Exponential Growth and Carrying Capacity
Exponential growth happens when the species in a population duplicate at a steady rate. At a steady rate of reproduction, the growth rate increases in increasingly large increments due to the increase in breeders until it approaches an infinitely vast size. Of course, this infinite population does not actually occur due to a variety of limiting factors. Populations just starting out in a new region may experience a quick exponential increment in numbers to create a J formed curve, but this curve can't maintain its shape in that environment. The new population will eventually face one or more scarcities due to it's increased size, and the rate of growth will slow, stop, or even fall into decline. When this happens, either a partial or full migration may occur, in which either the entire population moves or a small group of the population goes to colonize another area.
The growth rate and size of population can be related through the following equation:
dN /dt = rN
where N = number of individuals, r = biotic potential and t = time
- Biotic Potential
This is the extreme reproduction limit of a living being under ideal natural scenario. It is frequently communicated as a corresponding rate, or shown in terms of percentage increment every year. Full articulation of the biotic capacity of a specific species is confined by ecological resistance, or any element that represses the expansion in population size. These elements incorporate unfavorable seasonal scenarios such as absence of space, light, or a reasonable substitute, mineral insufficiency, and the repressing impacts of predators.
The exponential growth model can also be presented as:
Using this particular formula b represents a constant. In this case, If b > 0, the function presents the span of a growing establishment. If b < 0, the function presents the span of a decaying establishment. The a is the size of the establishment at initial time when t = 0 and y demonstrates the size at any later time t.
Carrying capacity represents the manageable extreme limit of population from a specific group of species under given circumstances of the residing area, considering unlimited resources introduced in that environment. For exponential increase in population, development begins gradually, enters a quick incremental stage and after that settles down when the carrying capacity for that species has been achieved. The population span then varies above or below that limit. Reproductive lag time is the period for the birth rate to fall and the death rate to rise corresponding to the resource limits. This time span may also lead the population to pass beyond the carrying capacity for the time being.

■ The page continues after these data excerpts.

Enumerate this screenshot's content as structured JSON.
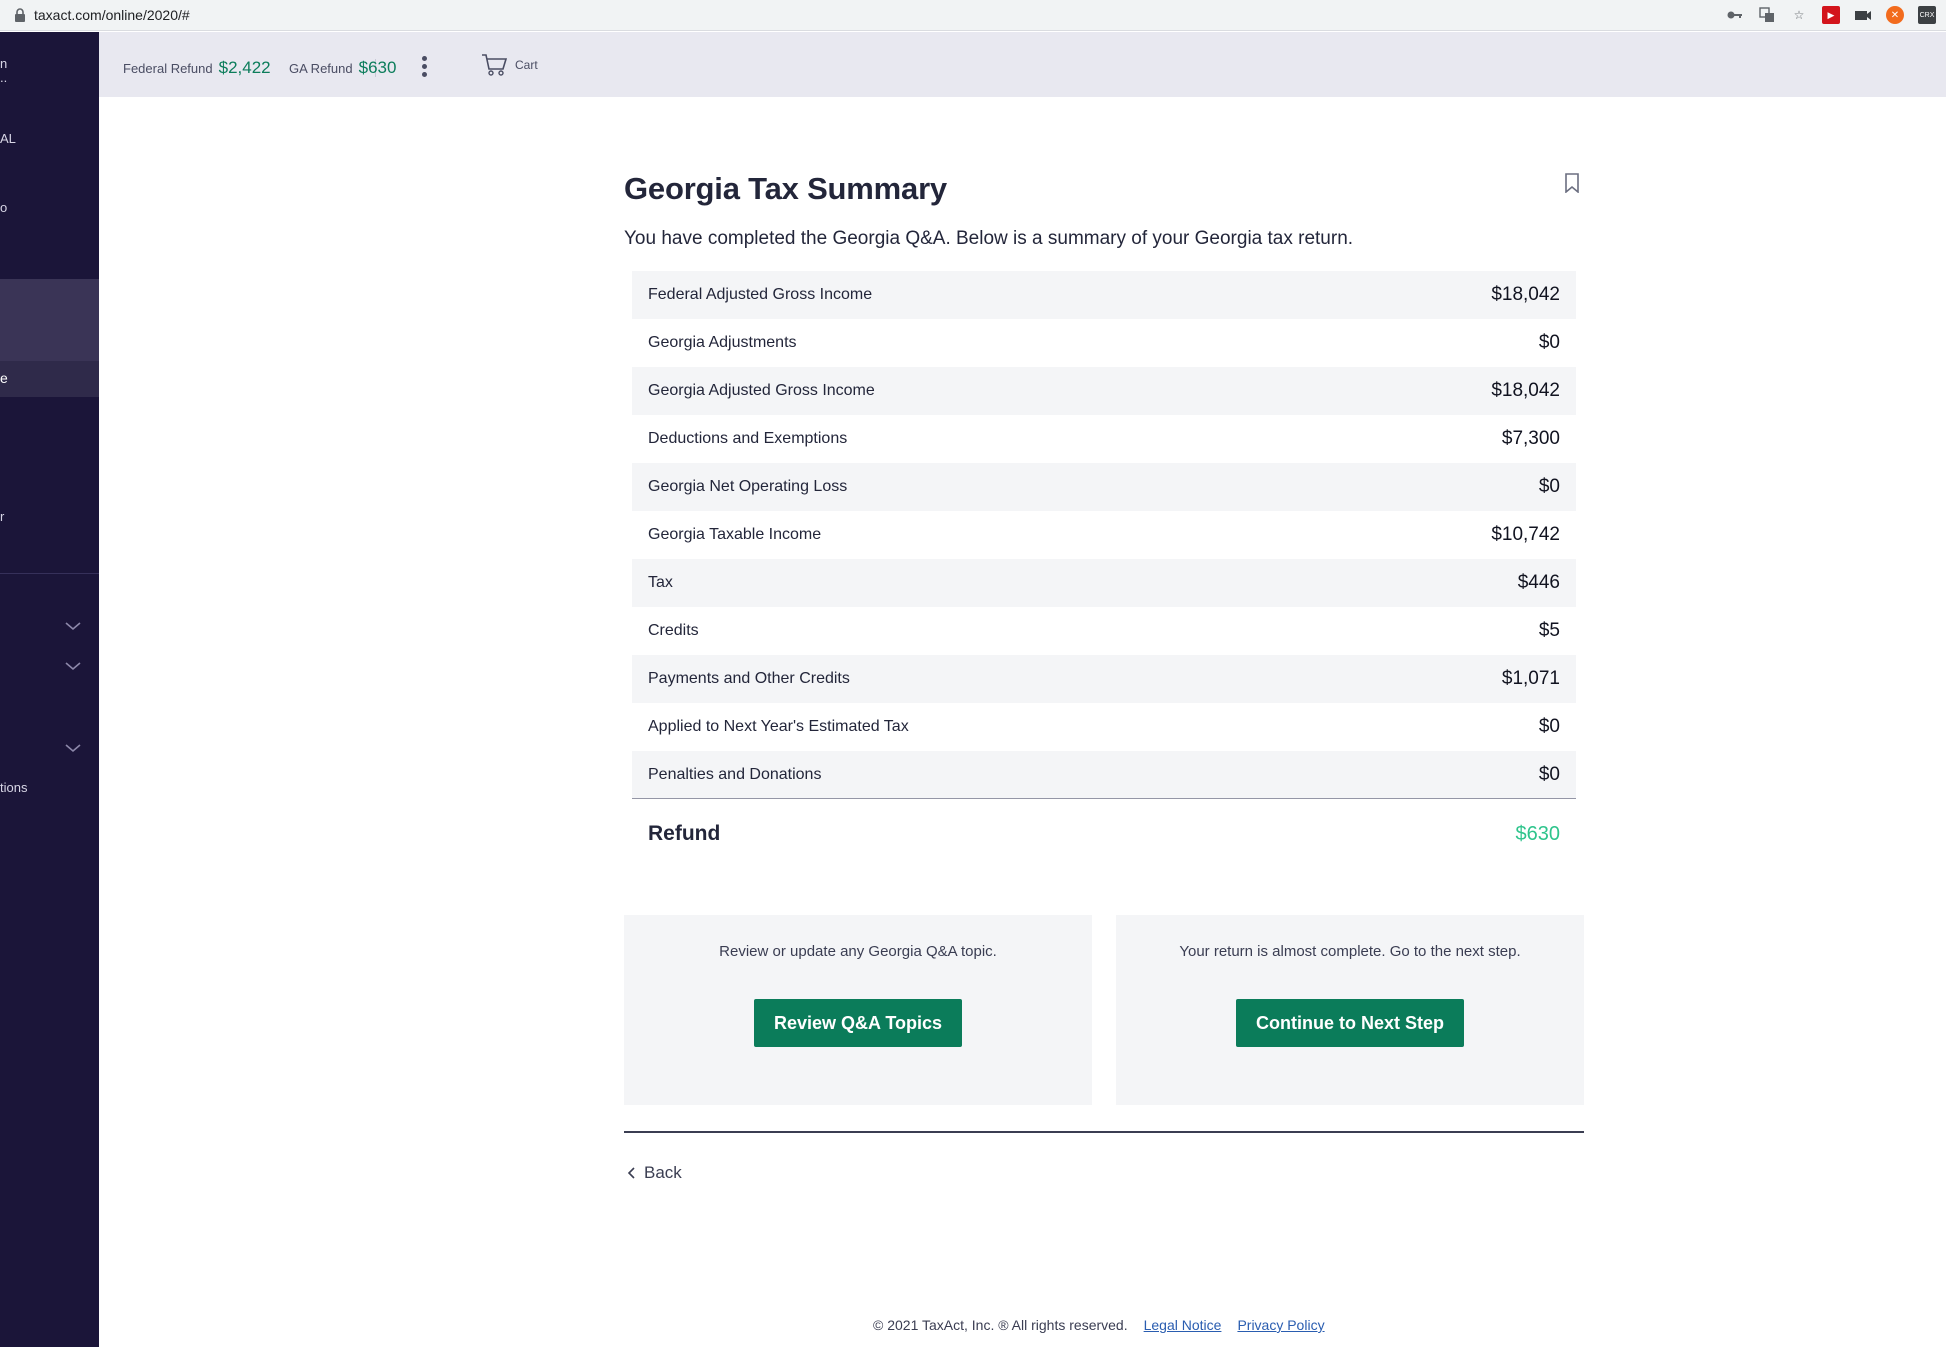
{
  "browser": {
    "url": "taxact.com/online/2020/#",
    "extensions": [
      "key-icon",
      "translate-icon",
      "star-icon",
      "youtube-icon",
      "camera-icon",
      "orange-circle-icon",
      "crx-icon"
    ],
    "crx_label": "CRX"
  },
  "sidebar": {
    "fragments": [
      "n",
      "..",
      "AL",
      "o",
      "e",
      "r",
      "tions"
    ]
  },
  "header": {
    "federal_refund_label": "Federal Refund",
    "federal_refund_value": "$2,422",
    "ga_refund_label": "GA Refund",
    "ga_refund_value": "$630",
    "cart_label": "Cart"
  },
  "page": {
    "title": "Georgia Tax Summary",
    "subtitle": "You have completed the Georgia Q&A. Below is a summary of your Georgia tax return."
  },
  "summary": {
    "rows": [
      {
        "label": "Federal Adjusted Gross Income",
        "value": "$18,042"
      },
      {
        "label": "Georgia Adjustments",
        "value": "$0"
      },
      {
        "label": "Georgia Adjusted Gross Income",
        "value": "$18,042"
      },
      {
        "label": "Deductions and Exemptions",
        "value": "$7,300"
      },
      {
        "label": "Georgia Net Operating Loss",
        "value": "$0"
      },
      {
        "label": "Georgia Taxable Income",
        "value": "$10,742"
      },
      {
        "label": "Tax",
        "value": "$446"
      },
      {
        "label": "Credits",
        "value": "$5"
      },
      {
        "label": "Payments and Other Credits",
        "value": "$1,071"
      },
      {
        "label": "Applied to Next Year's Estimated Tax",
        "value": "$0"
      },
      {
        "label": "Penalties and Donations",
        "value": "$0"
      }
    ],
    "refund_label": "Refund",
    "refund_value": "$630"
  },
  "cards": {
    "review_text": "Review or update any Georgia Q&A topic.",
    "review_button": "Review Q&A Topics",
    "continue_text": "Your return is almost complete. Go to the next step.",
    "continue_button": "Continue to Next Step"
  },
  "nav": {
    "back_label": "Back"
  },
  "footer": {
    "copyright": "© 2021 TaxAct, Inc. ® All rights reserved.",
    "legal_notice": "Legal Notice",
    "privacy_policy": "Privacy Policy"
  },
  "colors": {
    "sidebar_bg": "#1b1539",
    "accent_green": "#0b7c5a",
    "refund_green": "#2ec48c",
    "header_bg": "#e8e8f0"
  }
}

Understanding Carrying Capacity and it's Effect on Exponential Growth
To understand the concept of carrying capacity, suppose for pond that the carrying capacity for fish is 800. In this scenario, we can say that the pond can support 800 fish indefinitely with present resources. Now consider that the fish population starts at 600 fish. These 600 fish have everything they need to maintain their population. Imagine now that another 500 fish migrate from another pond connected by a stream, but the other factors that determine carrying capacity do not change. This is a carrying capacity of only 800, but an actual population of 1,100. The entire fish population would immediately begin suffering the limiting factor of scarcity. Scarcity of food, space, and potentially even mates would drive reproduction down while eliminating adults through starvation and young through increased predation by starving adults.